SAINT-ANDRÉ. Si la vidéo de l’altercation diffusée jeudi soir sur les réseaux sociaux ne fait honneur à aucun des protagonistes, elle a néanmoins fait le buzz.

Dès jeudi soir, la vidéo amateur de l’altercation ayant eu lieu au niveau du lycée Jean-Perrin entre un parent d’élève et le personnel a connu un certain succès sur les réseaux sociaux. Comme nous l’évoquions déjà hier, l’un des élèves de l’établissement l’a publiée sur la page Facebook Radar 974 et celle-ci a recueilli près de 1 200 réactions et presqu’autant de commentaires…

Ce qui nous a permis de constater que les circonstances de cette bagarre ne correspondaient pas exactement aux informations relayées par les syndicats enseignants. Les faits sont en effet un peu plus complexes.
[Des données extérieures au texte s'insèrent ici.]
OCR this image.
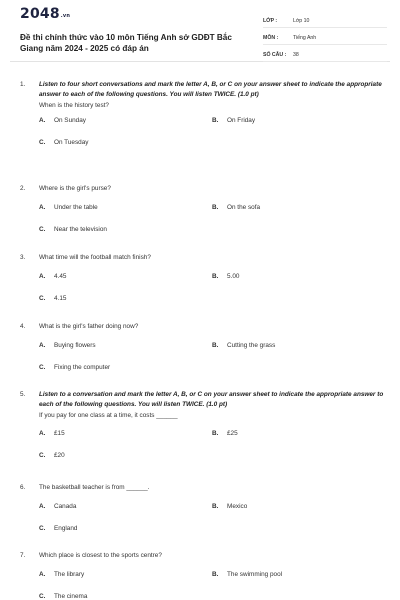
2048.vn
Đề thi chính thức vào 10 môn Tiếng Anh sở GDĐT Bắc Giang năm 2024 - 2025 có đáp án
LỚP :	Lớp 10
MÔN :	Tiếng Anh
SỐ CÂU :	38
1.	Listen to four short conversations and mark the letter A, B, or C on your answer sheet to indicate the appropriate answer to each of the following questions. You will listen TWICE. (1.0 pt)
When is the history test?
A.	On Sunday	B.	On Friday
C.	On Tuesday
2.	Where is the girl's purse?
A.	Under the table	B.	On the sofa
C.	Near the television
3.	What time will the football match finish?
A.	4.45	B.	5.00
C.	4.15
4.	What is the girl's father doing now?
A.	Buying flowers	B.	Cutting the grass
C.	Fixing the computer
5.	Listen to a conversation and mark the letter A, B, or C on your answer sheet to indicate the appropriate answer to each of the following questions. You will listen TWICE. (1.0 pt)
If you pay for one class at a time, it costs ______
A.	£15	B.	£25
C.	£20
6.	The basketball teacher is from ______.
A.	Canada	B.	Mexico
C.	England
7.	Which place is closest to the sports centre?
A.	The library	B.	The swimming pool
C.	The cinema
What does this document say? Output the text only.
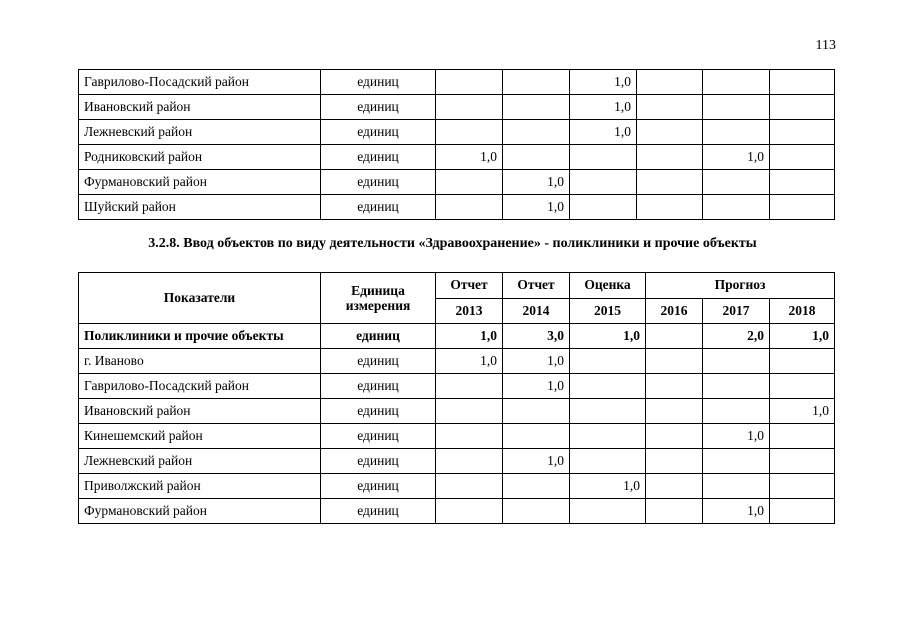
113
Гаврилово-Посадский район	единиц			1,0			
Ивановский район	единиц			1,0			
Лежневский район	единиц			1,0			
Родниковский район	единиц	1,0				1,0	
Фурмановский район	единиц		1,0				
Шуйский район	единиц		1,0				
3.2.8. Ввод объектов по виду деятельности «Здравоохранение» - поликлиники и прочие объекты
Показатели	Единица измерения	Отчет	Отчет	Оценка	Прогноз		
		2013	2014	2015	2016	2017	2018
Поликлиники и прочие объекты	единиц	1,0	3,0	1,0		2,0	1,0
г. Иваново	единиц	1,0	1,0				
Гаврилово-Посадский район	единиц		1,0				
Ивановский район	единиц						1,0
Кинешемский район	единиц					1,0	
Лежневский район	единиц		1,0				
Приволжский район	единиц			1,0			
Фурмановский район	единиц					1,0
La publication de la vidéo a en tout cas eu le mérite d’avoir donné un coup d’accélérateur à l’enquête.

Selon nos informations, la vidéo était, hier après-midi, en cours d’exploitation par les enquêteurs du commissariat de Saint-André saisis des plaintes croisées des différents protagonistes pour violences. Une confrontation a également eu lieu. Si le personnel du lycée se refusait jeudi à tout commentaire, tout a changé avec la diffusion de la vidéo. Gilbert Vielleuse, le proviseur de l’établissement, est sorti de son silence.

 »Nous étions en exercice d’évacuation incendie, à 9h15. Consigne avait été donnée au personnel de fermer l’accès à l’établissement. Il n’y avait donc plus de possibilité d’entrer et de sortir. Est arrivé un parent d’élève. On lui a demandé de rester dans le sas d’entrée. Il n’a pas compris malgré les diverses explications qui lui ont été données », explique Gilbert Vielleuse.

 »À la fin de l’exercice, je suis allé le voir et j’ai essayé de lui expliquer mais il était tellement remonté qu’il n’écoutait absolument pas. Comme c’était la récréation, je l’ai accompagné à la sortie. Il a continué à proférer ses menaces, à provoquer… »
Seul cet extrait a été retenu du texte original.